Le musée est quant à lui installé dans le palais abbatial et couvre tout ce qu’il faut savoir sur le cristal et le Val Saint-Lambert. Un film explique tout le parcours de l’entreprise et un espace d’exposition est dédié à toutes les créations emblématiques de la marque. J’ai d’ailleurs un gros coup de cœur pour les collections Art Nouveau et Art Déco. Les verres Art Déco ont toute leur place dans un bar à cocktail stylé. Ça me donnerait envie de chiner, tiens ! A côté de ça, on trouve aussi le Parcours spectacle qui retrace l’histoire du verre depuis l’antiquité et une exposition de sculpture de verres interactives de Bernard Thirthiaux. J’ai vraiment retrouvé mon âme d’enfants dans cette partie de l’exposition, à jouer avec un orgue de verre ou d’entendre ma voix déformée au milieu d’un igloo de verre. On termine évidemment la visite par la boutique et je dois dire que j’ai vu quelques belles pièces qui me font vachement de l’oeil mais voilà… il faut un portefeuille bien garni pour pouvoir se l’offrir, ce sera donc uniquement le plaisir des yeux !
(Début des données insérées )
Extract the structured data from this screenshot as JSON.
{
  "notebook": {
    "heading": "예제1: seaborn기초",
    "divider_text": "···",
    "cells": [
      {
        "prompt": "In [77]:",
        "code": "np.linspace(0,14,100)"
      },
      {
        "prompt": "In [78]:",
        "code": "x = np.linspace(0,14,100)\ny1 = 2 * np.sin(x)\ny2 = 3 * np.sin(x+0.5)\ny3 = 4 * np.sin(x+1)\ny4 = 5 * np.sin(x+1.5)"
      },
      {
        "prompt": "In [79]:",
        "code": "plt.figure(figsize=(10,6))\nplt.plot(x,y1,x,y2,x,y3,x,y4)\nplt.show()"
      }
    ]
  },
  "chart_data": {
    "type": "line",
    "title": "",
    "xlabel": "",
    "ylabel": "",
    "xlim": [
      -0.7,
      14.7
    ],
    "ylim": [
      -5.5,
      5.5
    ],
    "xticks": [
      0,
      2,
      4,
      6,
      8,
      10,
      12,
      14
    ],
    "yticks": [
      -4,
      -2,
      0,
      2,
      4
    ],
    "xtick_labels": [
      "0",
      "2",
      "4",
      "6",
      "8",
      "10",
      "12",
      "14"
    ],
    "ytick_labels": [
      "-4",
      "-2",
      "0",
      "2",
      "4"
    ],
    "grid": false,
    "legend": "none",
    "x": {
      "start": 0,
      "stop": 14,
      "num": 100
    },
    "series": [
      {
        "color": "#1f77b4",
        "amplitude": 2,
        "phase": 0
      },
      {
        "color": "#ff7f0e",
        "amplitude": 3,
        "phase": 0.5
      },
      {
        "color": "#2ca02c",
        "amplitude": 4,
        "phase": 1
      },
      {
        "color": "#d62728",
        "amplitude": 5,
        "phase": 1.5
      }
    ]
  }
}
Si vous êtes amateurs d’urbex, sachez qu’à côté du Palais abbatial se trouvent les anciens bâtiments industriels de VSL et que si cela vous intéresse, c’est un site qui vaut vraiment la peine d’être visité. Sur les photos que j’ai pu voir, on dirait que les maîtres cristallier ont quitté les lieux subitement. Moi, Lectrice, Lecteur, ça me donne envie de retourner rien que pour ça !
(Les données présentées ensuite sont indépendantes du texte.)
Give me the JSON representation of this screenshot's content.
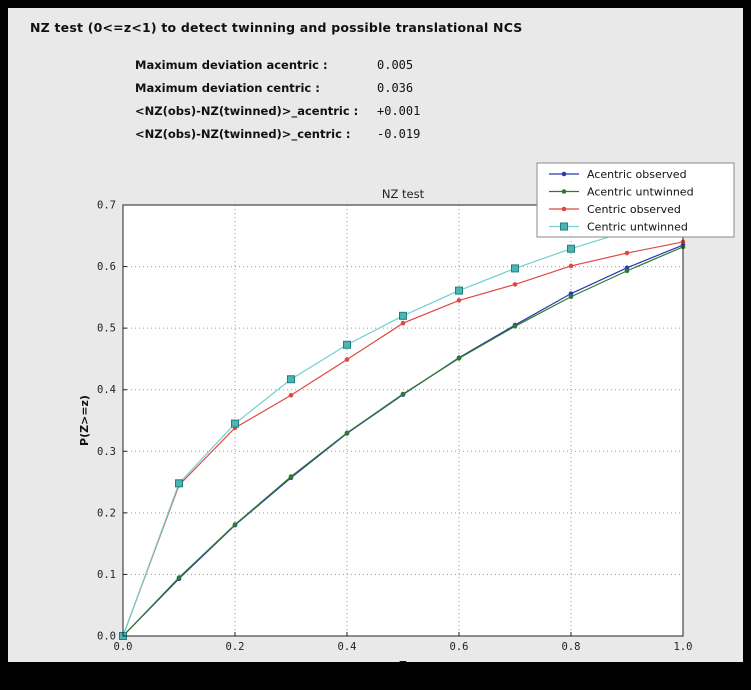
{
  "header": {
    "title": "NZ test (0<=z<1) to detect twinning and possible translational NCS"
  },
  "stats": [
    {
      "label": "Maximum deviation acentric :",
      "value": "0.005"
    },
    {
      "label": "Maximum deviation centric :",
      "value": "0.036"
    },
    {
      "label": "<NZ(obs)-NZ(twinned)>_acentric :",
      "value": "+0.001"
    },
    {
      "label": "<NZ(obs)-NZ(twinned)>_centric :",
      "value": "-0.019"
    }
  ],
  "chart_data": {
    "type": "line",
    "title": "NZ test",
    "xlabel": "Z",
    "ylabel": "P(Z>=z)",
    "xlim": [
      0.0,
      1.0
    ],
    "ylim": [
      0.0,
      0.7
    ],
    "xticks": [
      0.0,
      0.2,
      0.4,
      0.6,
      0.8,
      1.0
    ],
    "yticks": [
      0.0,
      0.1,
      0.2,
      0.3,
      0.4,
      0.5,
      0.6,
      0.7
    ],
    "grid": true,
    "legend_position": "upper right",
    "plot_bg": "#ffffff",
    "figure_bg": "#e9e9e9",
    "x": [
      0.0,
      0.1,
      0.2,
      0.3,
      0.4,
      0.5,
      0.6,
      0.7,
      0.8,
      0.9,
      1.0
    ],
    "series": [
      {
        "name": "Acentric observed",
        "color": "#2a3ab0",
        "marker": "dot",
        "values": [
          0.0,
          0.093,
          0.18,
          0.257,
          0.329,
          0.392,
          0.452,
          0.505,
          0.556,
          0.598,
          0.635
        ]
      },
      {
        "name": "Acentric untwinned",
        "color": "#2e7a2e",
        "marker": "dot",
        "values": [
          0.0,
          0.095,
          0.181,
          0.259,
          0.33,
          0.393,
          0.451,
          0.503,
          0.551,
          0.593,
          0.632
        ]
      },
      {
        "name": "Centric observed",
        "color": "#e04840",
        "marker": "dot",
        "values": [
          0.0,
          0.245,
          0.338,
          0.391,
          0.449,
          0.508,
          0.545,
          0.571,
          0.601,
          0.622,
          0.64
        ]
      },
      {
        "name": "Centric untwinned",
        "color": "#72d0d0",
        "marker": "square",
        "marker_fill": "#4db3b3",
        "marker_edge": "#1f7f7f",
        "values": [
          0.0,
          0.248,
          0.345,
          0.417,
          0.473,
          0.52,
          0.561,
          0.597,
          0.629,
          0.657,
          0.683
        ]
      }
    ]
  }
}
Le temps de prendre un petit café avec ma guide au Tarte et Quiche, un bon petit point de restauration juste à l’entrée du Musée et il est l’heure de rentrer. Le musée ferme et le branle-bas commence dans le petit restaurant pour préparer une soirée. Il est l’heure de prendre le bus. C’est ainsi que se terminent ces quelques jours en Province de Liège, je quitte la chaleur des fours de cristal pour celle de la Cité Ardente avant de repartir vers Bruxelles le lendemain. Une véritable échappée belge qui en une heure, vous transporte dans d’autres paysages, dans des ambiances bien différentes aussi la bouillonnante Liège, Huy la charmante, le retour vers la préhistoire au Préhistonium et un pan de la saga industrielle du bassin liégeois ici au Val-Saint-Lambert. Ceci n’est qu’une petite partie de ce que peut offrir la province et j’espère, Lectrice, Lecteur, que ces quelques aventures t’auront donné envie d’aller y faire un tour.

Pour aller plus loin
Se rendre à Huy

Rien de plus facile ! Depuis Bruxelles, il existe des trains directs pour Huy toutes les heures. Sinon, prenez un train jusque Liège Guillemins ou Namur puis un train pour Huy.
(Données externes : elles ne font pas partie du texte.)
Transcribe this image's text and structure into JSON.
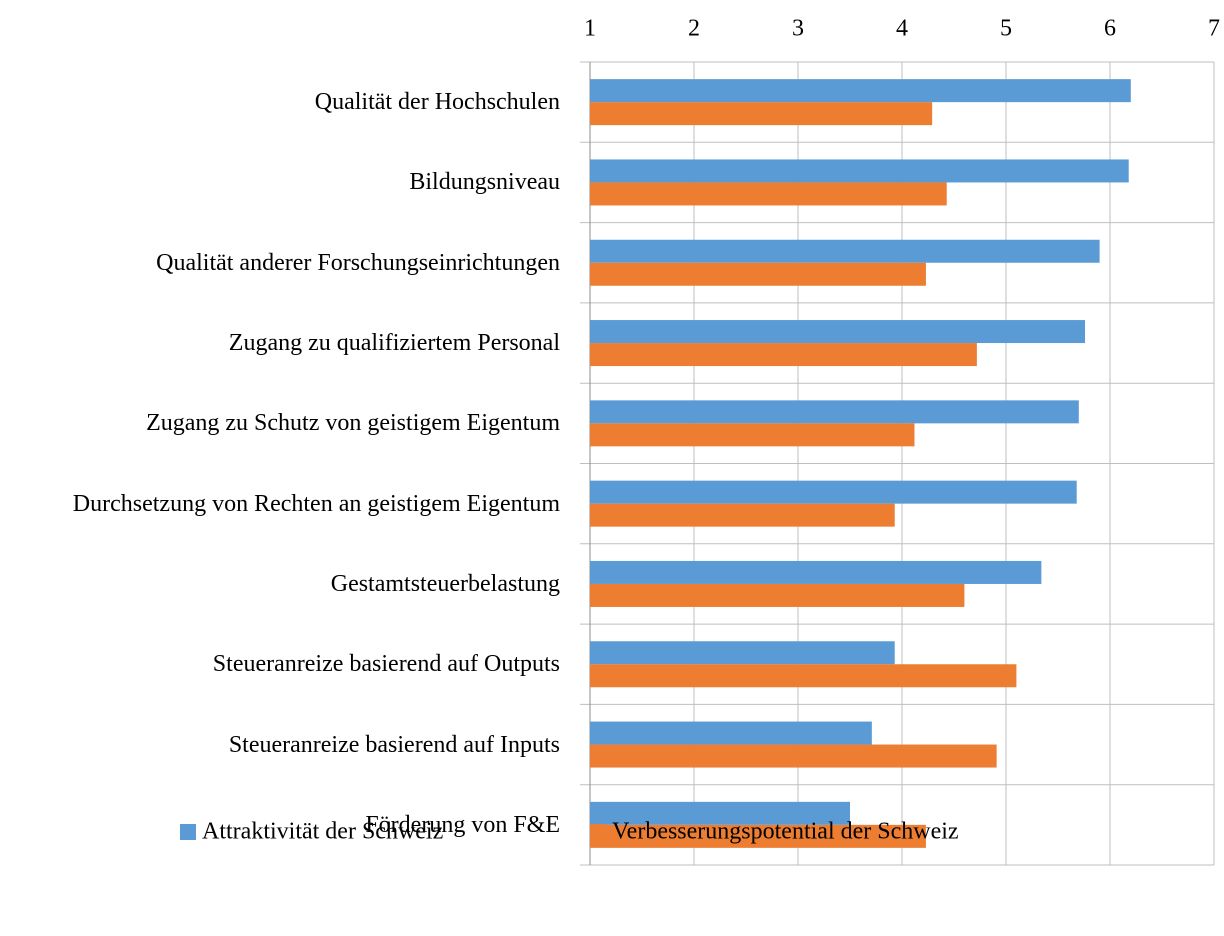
{
  "chart_data": {
    "type": "bar",
    "orientation": "horizontal",
    "categories": [
      "Qualität der Hochschulen",
      "Bildungsniveau",
      "Qualität anderer Forschungseinrichtungen",
      "Zugang zu qualifiziertem Personal",
      "Zugang zu Schutz von geistigem Eigentum",
      "Durchsetzung von Rechten an geistigem Eigentum",
      "Gestamtsteuerbelastung",
      "Steueranreize basierend auf Outputs",
      "Steueranreize basierend auf Inputs",
      "Förderung von F&E"
    ],
    "series": [
      {
        "name": "Attraktivität der Schweiz",
        "color": "#5b9bd5",
        "values": [
          6.2,
          6.18,
          5.9,
          5.76,
          5.7,
          5.68,
          5.34,
          3.93,
          3.71,
          3.5
        ]
      },
      {
        "name": "Verbesserungspotential der Schweiz",
        "color": "#ed7d31",
        "values": [
          4.29,
          4.43,
          4.23,
          4.72,
          4.12,
          3.93,
          4.6,
          5.1,
          4.91,
          4.23
        ]
      }
    ],
    "xlim": [
      1,
      7
    ],
    "xticks": [
      1,
      2,
      3,
      4,
      5,
      6,
      7
    ],
    "grid": true,
    "legend": "bottom"
  }
}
Se rendre à la Cristallerie du Val Saint-Lambert

Depuis Liège ou Huy, c’est la même ligne de bus, la ligne 9 (dans des sens opposé, évidemment). Descendez à l’arrêt « Cristallerie », c’est juste devant !

Cette escapade était organisée avec la collaboration de la Province de Liège Tourisme mais toutes les opinions exprimées me restent propres. Aucun verre de péket n’a été maltraite pendant ce séjour.